Die Organisation Werbungtreibende im Markenverband (OWM) tüftelt an einem Modell, das die Wirkung von Werbekampagnen in sechs Mediengattungen übergreifend misst und anhand von sechs Leistungskennziffern vergleichbar macht. Ist das realistisch, sogar sinnvoll? Das Anliegen der Werbewirtschaft, bei crossmedialen Kampagnen mehr Transparenz hinsichtlich der Wirkung der einzelnen Kanäle zu erhalten, ist absolut verständlich. Ebenso wie der Versuch der jeweiligen Gattungen, sich hierbei voneinander abzugrenzen, um die eigenen Stärken herauszustellen. Dies erschwert natürlich den Aufbau einer übergreifenden Plattform. Aber das ist noch nicht das eigentliche Problem bei diesem Ansatz.

Sondern was? Selbst wenn es gelänge, eine übergreifende Plattform zu installieren: Mit herkömmlichen Studiendesigns würde man Fragen beantworten, die die Werbekunden so gar nicht haben.
Wie meinen Sie das? Die gängigen Forschungsmodelle und Methoden untersuchen, auf welche Signale über welche Kanäle welche Rezipienten wie reagieren, und zwar Kanal für Kanal. Das bildet aber die Art und Weise, wie Medien heute wahrgenommen und genutzt werden, längst nicht mehr ab. Dieser Ansatz stammt aus den analogen Zeiten und ist ein halbes Jahrhundert alt. Nicht nur die jungen Erwachsenen, auch schon 30- bis 40-Jährige bestreiten heute ihren Alltag mit individuell ausdifferenzierten Medienrepertoires aus klassischen, digitalen und mobilen Formaten, aus Newsfeeds, Apps und Peer-to-Peer-Plattformen.

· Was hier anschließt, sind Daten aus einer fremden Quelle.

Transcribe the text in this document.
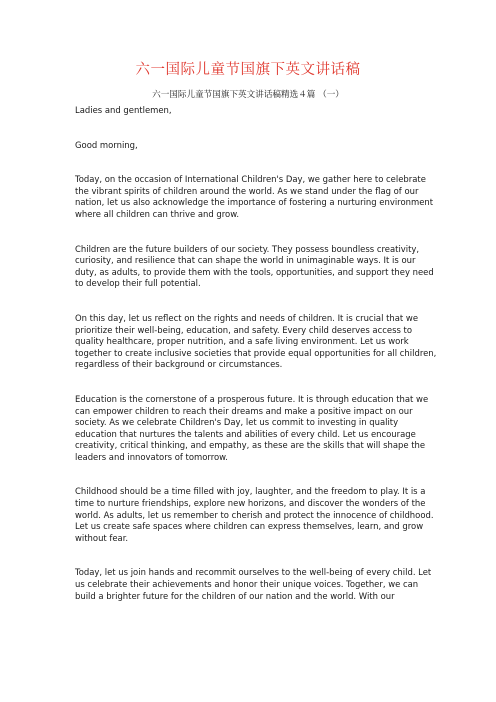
六一国际儿童节国旗下英文讲话稿
六一国际儿童节国旗下英文讲话稿精选４篇 （一）

Ladies and gentlemen,

Good morning,

Today, on the occasion of International Children's Day, we gather here to celebrate
the vibrant spirits of children around the world. As we stand under the flag of our
nation, let us also acknowledge the importance of fostering a nurturing environment
where all children can thrive and grow.

Children are the future builders of our society. They possess boundless creativity,
curiosity, and resilience that can shape the world in unimaginable ways. It is our
duty, as adults, to provide them with the tools, opportunities, and support they need
to develop their full potential.

On this day, let us reflect on the rights and needs of children. It is crucial that we
prioritize their well-being, education, and safety. Every child deserves access to
quality healthcare, proper nutrition, and a safe living environment. Let us work
together to create inclusive societies that provide equal opportunities for all children,
regardless of their background or circumstances.

Education is the cornerstone of a prosperous future. It is through education that we
can empower children to reach their dreams and make a positive impact on our
society. As we celebrate Children's Day, let us commit to investing in quality
education that nurtures the talents and abilities of every child. Let us encourage
creativity, critical thinking, and empathy, as these are the skills that will shape the
leaders and innovators of tomorrow.

Childhood should be a time filled with joy, laughter, and the freedom to play. It is a
time to nurture friendships, explore new horizons, and discover the wonders of the
world. As adults, let us remember to cherish and protect the innocence of childhood.
Let us create safe spaces where children can express themselves, learn, and grow
without fear.

Today, let us join hands and recommit ourselves to the well-being of every child. Let
us celebrate their achievements and honor their unique voices. Together, we can
build a brighter future for the children of our nation and the world. With our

Taugen denn wenigstens die gängigen Leistungskennziffern – die sogenannten Key Performance Indicators (KPIs) – wie Markenbekanntheit und Kaufabsicht noch etwas? Diese KPIs liefern nach wie vor eine sinnvolle Heuristik, und sie sind kompatibel mit neurophysiologischen Ansätzen. Auch in der Praxis, bei den Werbekunden, sind sie gefragt. Allerdings liefert das klassische KPI-Konzept immer nur eine einzige Stimulus-Response-Dimension. Konsumgenerierungsprozesse laufen aber niemals eindimensional ab. Die KPIs modellieren also nur einen – den vordergründigen – Teil aller relevanten Handlungen. Die Befunde aus der Neuro-Forschung liefern den Kontext, sie geben dem KPI-Konzept die notwendige Tiefenschärfe.